So., 06.10.24 | 23:20 Uhr
Das Erste
Neustart nach über 50 Jahren – Der neue Ballettintendant Demis Volpi in Hamburg
So eine Zäsur ist selten in der Kultur: Über 50 Jahre lang war John Neumeier Ballettchef in Hamburg. Jetzt übernimmt sein Nachfolger Demis Volpi. Wie will er den Neuanfang nach der Neumeier-Ära gestalten? Kompletter Bruch oder sanfter Übergang? Für seine erste Premiere in Hamburg "The Times Are Racing" wählt Volpi einen interessanten Weg, zeigt vier Werke von ganz unterschiedlichen Choreograph*innen an einem Abend und präsentiert damit eine künstlerische Bandbreite, die es in Hamburg in den letzten Jahren nur selten gab.
Auf den Schultern einer Hamburger Legende
"Ich höre immer vom Publikum: Wir sind gespannt. Und ich muss jetzt auch sagen, ich bin auch gespannt auf das Publikum" erklärt Volpi. Schon vor der Premiere war klar: Eine perfekte Show würde nicht reichen. Eine Vision sollte es sein, für das "Hamburg Ballett", nach 51 Jahren John Neumeier. Und dann ist es, als würde dem ganzen Saal ein Stein vom Herzen fallen. Allen voran dem neuen Ballett-Chef Demis Volpi, der sich aufmacht, in die Fußstapfen eines Publikumslieblings zu treten und - zumindest in Hamburg - einer Legende.
Zwischen Tradition und Neuanfang beim Hamburg Ballett
"Das, was jetzt kommt, ist natürlich auch eine Weiterführung. Wir bauen auf Neumeiers Werk auf. Aber es ist ja auch etwas Neues und ich kann mich nicht verstellen, ich muss das tun, was ich fühle und was ich für richtig halte." Der 38-Jährige hat selbst als Tänzer angefangen. Später schuf der gebürtige Argentinier Choreografien und führte Opern-Regie. Bis zum Sommer war er Ballett-Direktor in Düsseldorf. In Hamburg hatte er fünf Wochen, um für seinen Einstand zu proben. "Ich will Welten kreieren. Das ist für mich, was am Theater passiert. Ich will Welten kreieren, die den Menschen erlauben, sich in andere Menschen hineinzudenken und hinein zu fühlen."

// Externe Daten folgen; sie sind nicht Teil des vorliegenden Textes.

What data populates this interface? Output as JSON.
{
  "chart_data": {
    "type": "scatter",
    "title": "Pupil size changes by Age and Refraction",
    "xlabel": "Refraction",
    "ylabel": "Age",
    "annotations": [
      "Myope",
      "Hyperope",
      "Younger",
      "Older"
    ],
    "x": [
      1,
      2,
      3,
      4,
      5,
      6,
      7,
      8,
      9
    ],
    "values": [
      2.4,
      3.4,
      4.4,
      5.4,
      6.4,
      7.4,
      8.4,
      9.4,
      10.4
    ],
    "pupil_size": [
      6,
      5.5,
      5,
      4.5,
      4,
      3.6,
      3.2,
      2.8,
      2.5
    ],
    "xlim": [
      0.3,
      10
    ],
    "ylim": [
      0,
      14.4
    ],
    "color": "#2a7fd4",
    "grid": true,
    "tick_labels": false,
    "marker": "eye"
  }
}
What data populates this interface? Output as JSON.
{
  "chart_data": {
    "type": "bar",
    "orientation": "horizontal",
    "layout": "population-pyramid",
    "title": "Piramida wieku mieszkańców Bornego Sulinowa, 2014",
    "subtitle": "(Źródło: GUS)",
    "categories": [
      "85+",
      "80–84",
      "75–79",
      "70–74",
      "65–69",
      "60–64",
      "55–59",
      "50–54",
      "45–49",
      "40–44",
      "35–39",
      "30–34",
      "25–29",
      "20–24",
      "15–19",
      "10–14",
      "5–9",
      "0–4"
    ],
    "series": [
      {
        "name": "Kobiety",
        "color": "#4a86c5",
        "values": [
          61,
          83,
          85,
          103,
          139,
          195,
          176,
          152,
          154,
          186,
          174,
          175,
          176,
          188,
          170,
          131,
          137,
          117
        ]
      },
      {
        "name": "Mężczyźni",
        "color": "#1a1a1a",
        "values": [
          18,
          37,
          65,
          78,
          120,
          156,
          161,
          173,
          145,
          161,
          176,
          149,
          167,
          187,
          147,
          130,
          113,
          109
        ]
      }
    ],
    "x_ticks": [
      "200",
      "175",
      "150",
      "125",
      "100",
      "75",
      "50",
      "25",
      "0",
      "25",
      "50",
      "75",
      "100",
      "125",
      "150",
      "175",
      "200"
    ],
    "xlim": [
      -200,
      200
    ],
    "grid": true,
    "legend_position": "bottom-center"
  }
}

Ballett im Wandel der Zeit
Demis Volpi zeigt eine Reise durch die Welt des Balletts: Ein 50 Jahre nicht gezeigtes Stück von Pina Bausch, minimalistische Paartänze von Altmeister Hans van Manen und: Zeitgeist aus New York. "Es wird in Turnschuhen getanzt und trotzdem wird hoch virtuos die Ballett-Sprache zur Geltung kommen", erklärt der 38-Jährige.
Überraschend: Nur eine der vier Choreografien des Abends stammt von Volpi selbst. "Ich denke, dass eine Compagnie heute eine Vielfalt an Stimmen braucht. Ich bin ein vielfältiger Künstler, der immer wieder versucht, andere Welten, auch andere Sprachen auszuprobieren. Und trotzdem habe ich nur meine Sicht auf die Welt."
Mit Selbstbewusstsein und charmanter Zurückhaltung trifft der neue Ballettchef in Hamburg voll ins Schwarze.